# New Location: "Donut" Reef



## WhackUmStackUm (Jan 31, 2010)

I found the "Donut" reef this past weekend. This is a large metal storage tank about the size of one of the boilers on the Russian Freighter. Looks like it rolled about 275' NW of its deployment location during a storm. I notified Robert Turpin and he will update the Escambia County reef list with the new coordinates.
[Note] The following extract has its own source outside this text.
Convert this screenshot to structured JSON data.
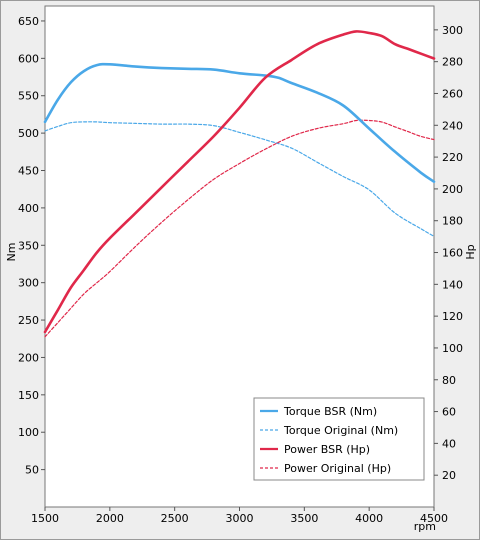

Old Location: 30 10.883 N 87 14.446 W
New Location: 30 10.913 N 87 14.484 W


Whackum


----------



## jspooney (Oct 2, 2007)

cool. I was looking for it and couldn't find it last time I went.


----------



## cody&ryand (Oct 3, 2007)

About how far out us this from the pass. Also what all did you see if you don't mind sharing ?


----------



## sealark (Sep 27, 2007)

Thats what it is a donut. Used back in the old days. It floated with the bottom open to the ocean. It was used by NAS old oil was pumped or poured into it when full it was towed offshore, tipped over the oil would float and be dissapated by the sun and wave action. Pulled back in and refilled. The lexington barge and fender next to the barge were used by the carrier Lexington. The fender was between the ship and pier. Barge was used to paint the sides or work off of. That donut moves after every good sized storm.


----------



## aquatic argobull (Mar 2, 2009)

What is the depth? Anything interesting on the reef besides snapper and lionfish?


----------



## jspooney (Oct 2, 2007)

aquatic argobull said:


> What is the depth? Anything interesting on the reef besides snapper and lionfish?


. If I remember, the depth is around 100'. Could be wrong though.


----------



## submariner (Oct 2, 2007)

thks for posting the corrected numbers


----------



## WhackUmStackUm (Jan 31, 2010)

aquatic argobull said:


> What is the depth? Anything interesting on the reef besides snapper and lionfish?


 If I remember correctly, I think it was around 75' to the bottom.

Not much to see in the way of fish. My son shot four lionfish.


----------



## sealark (Sep 27, 2007)

Ive gotten a few flounder on it years ago about 3 moves ago. It just keeps rolling along after every storm always winds up NW from last spot.


----------



## coolbluestreak (Jun 27, 2011)

Thanks for the knowledge Bryan and Ron!


----------



## REDFISH KING (May 9, 2009)

How far out of Pensacola Pass ?


----------



## sealark (Sep 27, 2007)

About 9 miles south close to a barge.


----------